Photo: Makar Artemev

And the sheer amount of glowing reviews are testament to the fact that patrons are eating it up. Considering that even finding a decent Döner in much of Rummelsburg is a mission only undertaken in extreme emergencies, Restaurant YUUMI’s appearance is symbolic of the fact that Rummelsburg has skipped a few rungs on the evolutionary culinary ladder in just a couple of years – and that the neighbourhood has an appetite for change. 

Cool new event spaces are also putting Rummelsburg on the map. Just up the road in similarly untrendy Oberschöneweide is the long-standing Funkhaus – a cultural event space housed within an old DDR broadcasting house.

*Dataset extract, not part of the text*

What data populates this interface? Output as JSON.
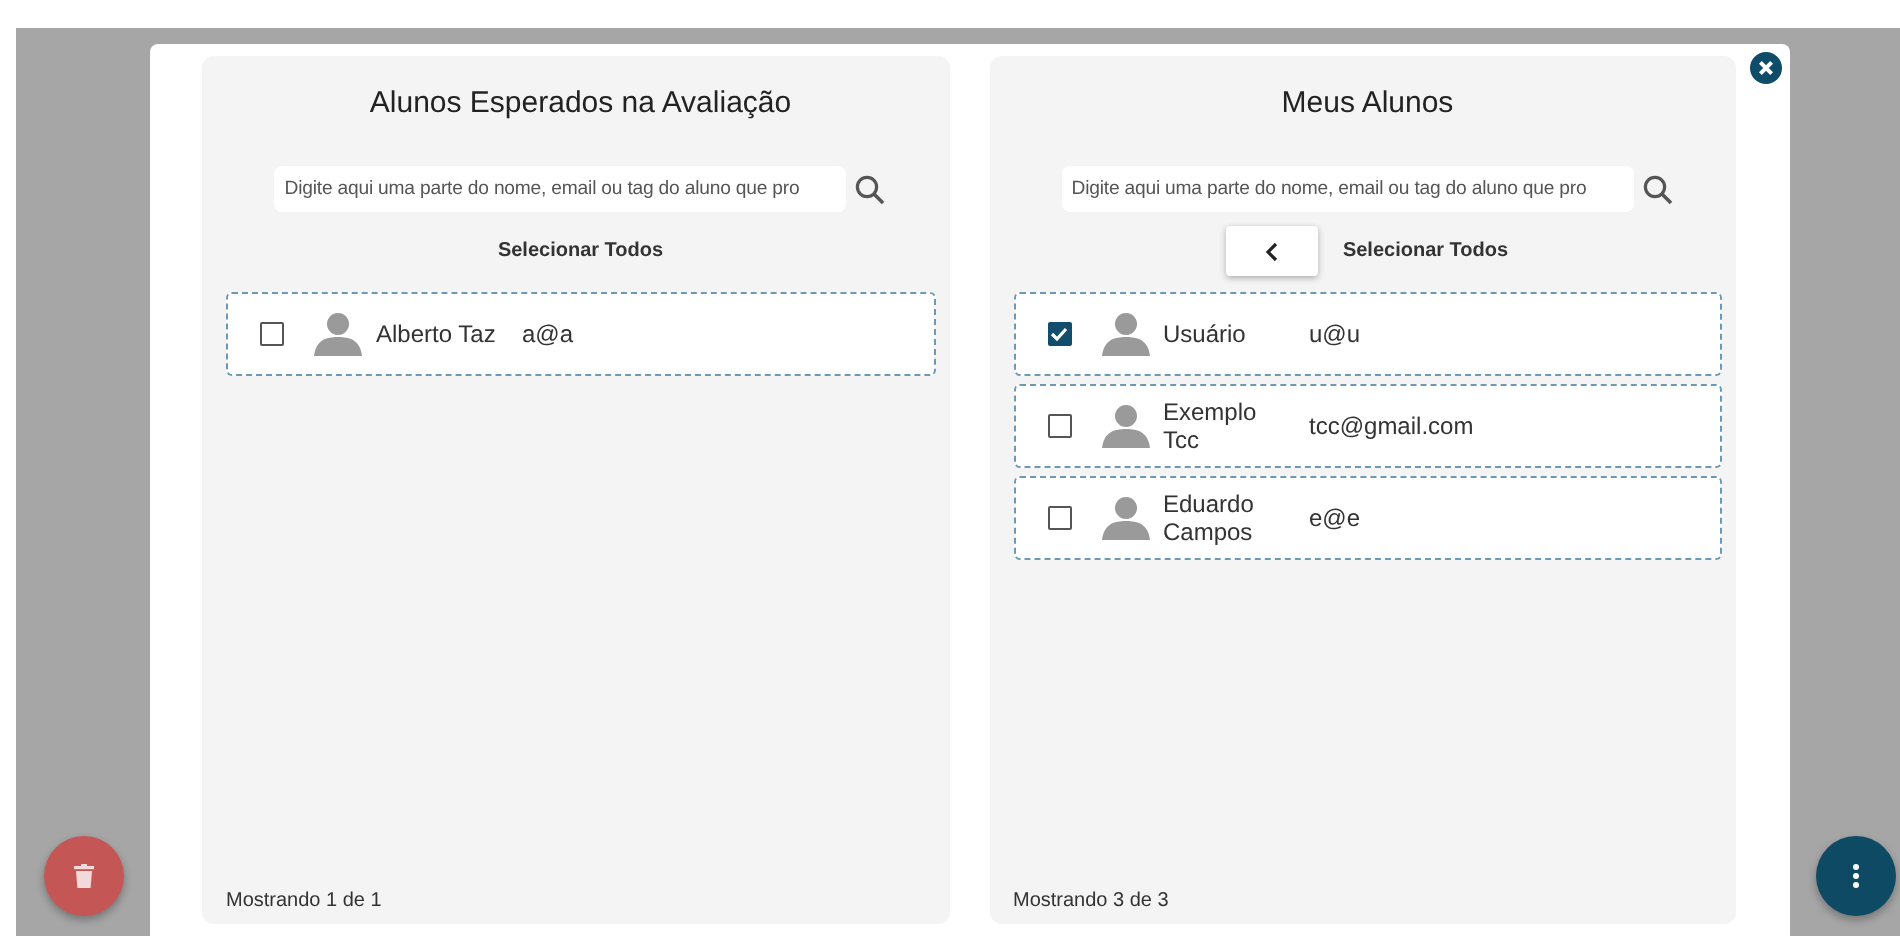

2017 saw the launch of MONOM in the venue by legendary techno DJ Zak Khutoretsky, also known as DVS1. Touted as “the most immersive music experience on offer in the city”, MONOM has in recent months hosted several highly-coveted, well-received club nights, including Berlin’s first event hosted by emerging Amsterdam party collective Eerste Communie. As if to underline the trendification of this previously forgotten and maligned region of Berlin, there’s even a Zola pizza on the premises – going a long way towards filling the gaping, pizza-shaped hole left by Rummels Bucht’s departure.

Photo: Funkhaus Berlin

Rummelsburg may be small, but within its borders lies the spiralling universe of good and evil that gentrification reaps upon a city, none more so than Berlin. While many have been evicted, displaced and disappointed, the landscape of Rummelsburg is, like the rest of Berlin, giving way to new spaces and fresh opportunities.

Just as historic Rummelsburg has evolved from its dark past, so too will contemporary Rummelsburg move into an uncertain future. Today’s Rummelsburg represents all of the nuance that the question of development brings. Better check it out now before it’s too late – whether or not you’re into aquariums.